The paper is authored by Bruce Lippke, professor emeritus of forests resources at the University of Washington and co-authored by researchers from the Mid Sweden University, University of Washington and the U.S. Forest Service. The research reports that instead of keeping the wood to grow in forests for hundreds of years if it is regularly harvested and used in place of concrete or steel that consumes more fossil fuel during their manufacture, multifold level of carbon dioxide can be removed from the atmosphere.
Bioresource Science Research Lab at the University
The analysis has identified a number of possibilities for the use of wood to replace concrete and iron products that utilize fossil fuel resulting in one-way generation of carbon dioxide. According to Lippke, sustainably managed forests practically offer two-way flow of carbon dioxide, they absorb the carbon dioxide during their growth and when the tree dies, decays, fall back or burn the carbon goes back to the atmosphere, thus remaining carbon neutral.
They suggest for quicker growth of trees and crop the wood before the trees become less active and utilize them in place of steel or concrete or use as woody biomass to manufacture biofuels to replace fossil fuels. The authors are not suggesting harvest of trees for all the forests and advise it only for those forests that can stop the accumulation of carbon dioxide in the atmosphere. They said that though the older forests slow down in the absorption of carbon dioxide they continue to offer a number of ecological benefits.

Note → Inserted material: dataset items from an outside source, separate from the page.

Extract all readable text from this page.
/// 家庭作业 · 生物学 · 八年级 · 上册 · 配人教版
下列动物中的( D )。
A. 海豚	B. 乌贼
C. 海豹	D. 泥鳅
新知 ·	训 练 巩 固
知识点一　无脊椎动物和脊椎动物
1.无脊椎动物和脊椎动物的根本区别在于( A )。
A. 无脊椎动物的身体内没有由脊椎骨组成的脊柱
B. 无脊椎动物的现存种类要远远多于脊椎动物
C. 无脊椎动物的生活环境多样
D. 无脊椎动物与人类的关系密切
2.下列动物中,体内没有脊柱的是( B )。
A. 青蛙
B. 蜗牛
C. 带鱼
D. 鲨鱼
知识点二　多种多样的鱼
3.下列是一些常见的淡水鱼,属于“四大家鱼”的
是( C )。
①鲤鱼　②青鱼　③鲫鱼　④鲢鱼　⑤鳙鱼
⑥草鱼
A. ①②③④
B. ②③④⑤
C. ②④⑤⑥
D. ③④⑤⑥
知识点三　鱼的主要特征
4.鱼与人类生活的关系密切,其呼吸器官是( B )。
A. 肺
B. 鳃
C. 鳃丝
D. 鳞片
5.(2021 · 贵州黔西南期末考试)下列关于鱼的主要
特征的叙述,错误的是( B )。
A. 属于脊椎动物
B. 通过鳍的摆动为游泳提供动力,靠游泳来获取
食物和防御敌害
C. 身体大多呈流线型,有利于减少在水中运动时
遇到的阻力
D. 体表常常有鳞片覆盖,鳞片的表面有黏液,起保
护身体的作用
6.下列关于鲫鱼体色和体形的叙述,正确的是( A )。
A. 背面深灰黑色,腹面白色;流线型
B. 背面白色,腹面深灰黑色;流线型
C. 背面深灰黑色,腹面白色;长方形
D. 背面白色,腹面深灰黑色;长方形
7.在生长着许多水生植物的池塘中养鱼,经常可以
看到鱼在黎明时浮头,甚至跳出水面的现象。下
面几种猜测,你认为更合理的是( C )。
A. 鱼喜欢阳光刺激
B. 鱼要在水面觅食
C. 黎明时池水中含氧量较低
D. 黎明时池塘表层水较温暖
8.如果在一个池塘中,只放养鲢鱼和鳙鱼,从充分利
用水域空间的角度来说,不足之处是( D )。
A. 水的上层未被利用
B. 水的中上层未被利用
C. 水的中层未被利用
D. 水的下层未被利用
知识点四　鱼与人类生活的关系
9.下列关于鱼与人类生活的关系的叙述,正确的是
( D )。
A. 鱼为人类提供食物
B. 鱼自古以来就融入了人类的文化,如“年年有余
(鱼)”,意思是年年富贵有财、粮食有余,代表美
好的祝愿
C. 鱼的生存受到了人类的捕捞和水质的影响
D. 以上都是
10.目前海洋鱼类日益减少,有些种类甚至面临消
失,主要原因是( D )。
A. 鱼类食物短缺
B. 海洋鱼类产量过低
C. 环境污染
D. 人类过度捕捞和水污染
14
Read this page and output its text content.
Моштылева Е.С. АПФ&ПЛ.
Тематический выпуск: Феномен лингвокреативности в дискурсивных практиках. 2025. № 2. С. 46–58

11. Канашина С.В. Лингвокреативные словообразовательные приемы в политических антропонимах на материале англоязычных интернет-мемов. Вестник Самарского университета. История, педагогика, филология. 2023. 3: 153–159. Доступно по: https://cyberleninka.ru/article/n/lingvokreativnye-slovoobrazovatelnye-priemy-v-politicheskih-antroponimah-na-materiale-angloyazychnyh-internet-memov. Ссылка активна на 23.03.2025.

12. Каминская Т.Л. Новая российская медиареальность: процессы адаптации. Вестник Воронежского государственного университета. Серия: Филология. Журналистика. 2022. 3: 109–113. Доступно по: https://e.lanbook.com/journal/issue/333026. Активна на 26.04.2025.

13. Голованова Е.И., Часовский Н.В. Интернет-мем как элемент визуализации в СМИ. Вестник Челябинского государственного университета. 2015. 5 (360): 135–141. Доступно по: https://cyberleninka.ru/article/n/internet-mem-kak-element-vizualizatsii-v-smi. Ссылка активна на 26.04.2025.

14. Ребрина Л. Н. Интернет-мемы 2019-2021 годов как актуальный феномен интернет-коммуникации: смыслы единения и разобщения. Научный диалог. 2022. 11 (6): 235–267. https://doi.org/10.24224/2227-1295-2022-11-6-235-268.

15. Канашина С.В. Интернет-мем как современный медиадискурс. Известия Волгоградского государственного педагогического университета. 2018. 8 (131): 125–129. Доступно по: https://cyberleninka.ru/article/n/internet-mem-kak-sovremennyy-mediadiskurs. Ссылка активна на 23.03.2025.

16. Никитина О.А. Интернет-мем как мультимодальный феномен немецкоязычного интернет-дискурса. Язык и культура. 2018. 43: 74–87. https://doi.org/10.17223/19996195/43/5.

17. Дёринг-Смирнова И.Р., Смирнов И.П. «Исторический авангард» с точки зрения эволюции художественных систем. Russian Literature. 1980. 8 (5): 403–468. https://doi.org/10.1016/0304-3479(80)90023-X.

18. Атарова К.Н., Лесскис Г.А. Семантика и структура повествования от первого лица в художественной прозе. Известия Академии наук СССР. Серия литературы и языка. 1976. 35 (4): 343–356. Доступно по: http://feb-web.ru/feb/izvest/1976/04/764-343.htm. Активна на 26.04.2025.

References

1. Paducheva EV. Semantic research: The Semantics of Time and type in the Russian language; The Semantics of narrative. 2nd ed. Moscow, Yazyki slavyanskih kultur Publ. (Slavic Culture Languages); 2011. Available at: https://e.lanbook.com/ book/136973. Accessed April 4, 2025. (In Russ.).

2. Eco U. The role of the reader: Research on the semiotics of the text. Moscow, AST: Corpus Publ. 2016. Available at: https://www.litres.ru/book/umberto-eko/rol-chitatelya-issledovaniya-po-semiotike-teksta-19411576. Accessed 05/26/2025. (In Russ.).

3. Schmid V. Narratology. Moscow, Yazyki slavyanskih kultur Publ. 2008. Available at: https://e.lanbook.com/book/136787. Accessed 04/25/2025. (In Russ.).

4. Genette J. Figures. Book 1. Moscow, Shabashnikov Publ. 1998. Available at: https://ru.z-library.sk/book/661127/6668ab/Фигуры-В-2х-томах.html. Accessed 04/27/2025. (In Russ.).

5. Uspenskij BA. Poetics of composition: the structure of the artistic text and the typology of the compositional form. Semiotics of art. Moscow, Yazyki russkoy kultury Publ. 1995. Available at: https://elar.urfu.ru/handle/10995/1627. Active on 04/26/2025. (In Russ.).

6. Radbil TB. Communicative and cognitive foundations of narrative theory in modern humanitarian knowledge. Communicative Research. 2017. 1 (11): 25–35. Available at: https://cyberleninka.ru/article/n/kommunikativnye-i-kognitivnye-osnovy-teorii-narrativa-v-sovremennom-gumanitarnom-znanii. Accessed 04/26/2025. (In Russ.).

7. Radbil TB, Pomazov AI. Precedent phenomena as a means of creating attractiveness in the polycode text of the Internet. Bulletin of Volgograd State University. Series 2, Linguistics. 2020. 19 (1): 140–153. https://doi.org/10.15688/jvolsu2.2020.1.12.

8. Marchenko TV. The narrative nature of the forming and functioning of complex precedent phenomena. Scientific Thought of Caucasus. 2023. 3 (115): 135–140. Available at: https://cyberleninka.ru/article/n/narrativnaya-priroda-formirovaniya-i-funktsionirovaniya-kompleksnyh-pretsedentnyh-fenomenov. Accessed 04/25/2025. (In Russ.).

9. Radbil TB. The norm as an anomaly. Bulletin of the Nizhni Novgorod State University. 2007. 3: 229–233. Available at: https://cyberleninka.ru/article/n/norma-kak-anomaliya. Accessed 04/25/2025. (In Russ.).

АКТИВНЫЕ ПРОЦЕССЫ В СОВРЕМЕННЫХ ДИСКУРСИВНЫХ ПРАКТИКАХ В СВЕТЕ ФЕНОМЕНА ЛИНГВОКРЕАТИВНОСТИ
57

The University of Washington along with 13 more institutions has been working on the life cycle study of wood products also known as cradle-to-cradle analysis for over 15 years. It used the services of Consortium for Research on Renewable Industrial Materials at the University and found some of the wood products utilized in normal housing or industrial constructions served for around 80 years or more.
The researchers utilized the life cycle analysis to compare the carbon foot print and found that the use of engineered wood joists weighing around one ton in place of steel floor joists approximately cuts down around 10 t of carbon dioxide. In another example, the use of wood flooring in place of concrete slab flooring brought down the carbon dioxide level to the tune of 3.5 t for every ton of wood utilized.